Sasuke is not in the frequent habit of defending Naruto, and he does not intend to start now. So he leans back against the pillows, and picks the plate of apples, and eats quietly. Sakura watches him for several moments, fond, before picking up her charts again. She spreads the paperwork out on his bed, and leaning forward, sets to work: scribbling down notes and scrawling signatures. When Sasuke finishes the apples, he sets the plate back on the table. His eyelid slipping half-shut, Sasuke drifts a little, half-dozing and half watching Sakura work. Mostly, he listens to the soft rustle of papers, the scratch of a pen, and underneath it all, her steady quiet breaths.

"Hey," he says, after a while. She looks up, attentive. "The plum trees down by the river will probably bloom next week. We should go."

Sakura frowns thoughtfully. "Next week? You're healing well, but I don't know if by next week I can relea—"

Sasuke twitches one leg, rustling her papers. That wasn't his point. He says again, "We should go."

"We sh—" Sakura blinks. "Oh," she says. "Oh," and reddens. "Sasuke-kun," she says.

That's agreement enough. "Hn," says Sasuke, satisfied, eye slipping shut. Sakura is here, and there will be hanami next week.

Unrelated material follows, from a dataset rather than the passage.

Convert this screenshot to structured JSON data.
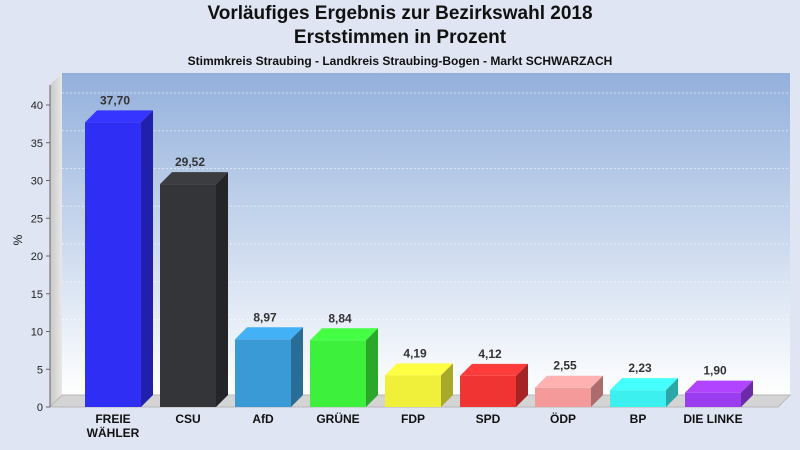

Perhaps, thinks Sasuke, a garden the week after that. And one day, to his mother—one day, he might be able to say to her, Mother, there is a girl who I

There is yet time to phrase it how he would like. He has time, now. Peaceful and well-content, Sasuke falls asleep.

x.

Sasuke's memories of Sakura are not based on sight. Sasuke's memories of Sakura are based in the heart.

So he does not remember her very well; not half as well as he would like. It's all right, she tells him. She'll be around to remind him. He won't have the chance to forget.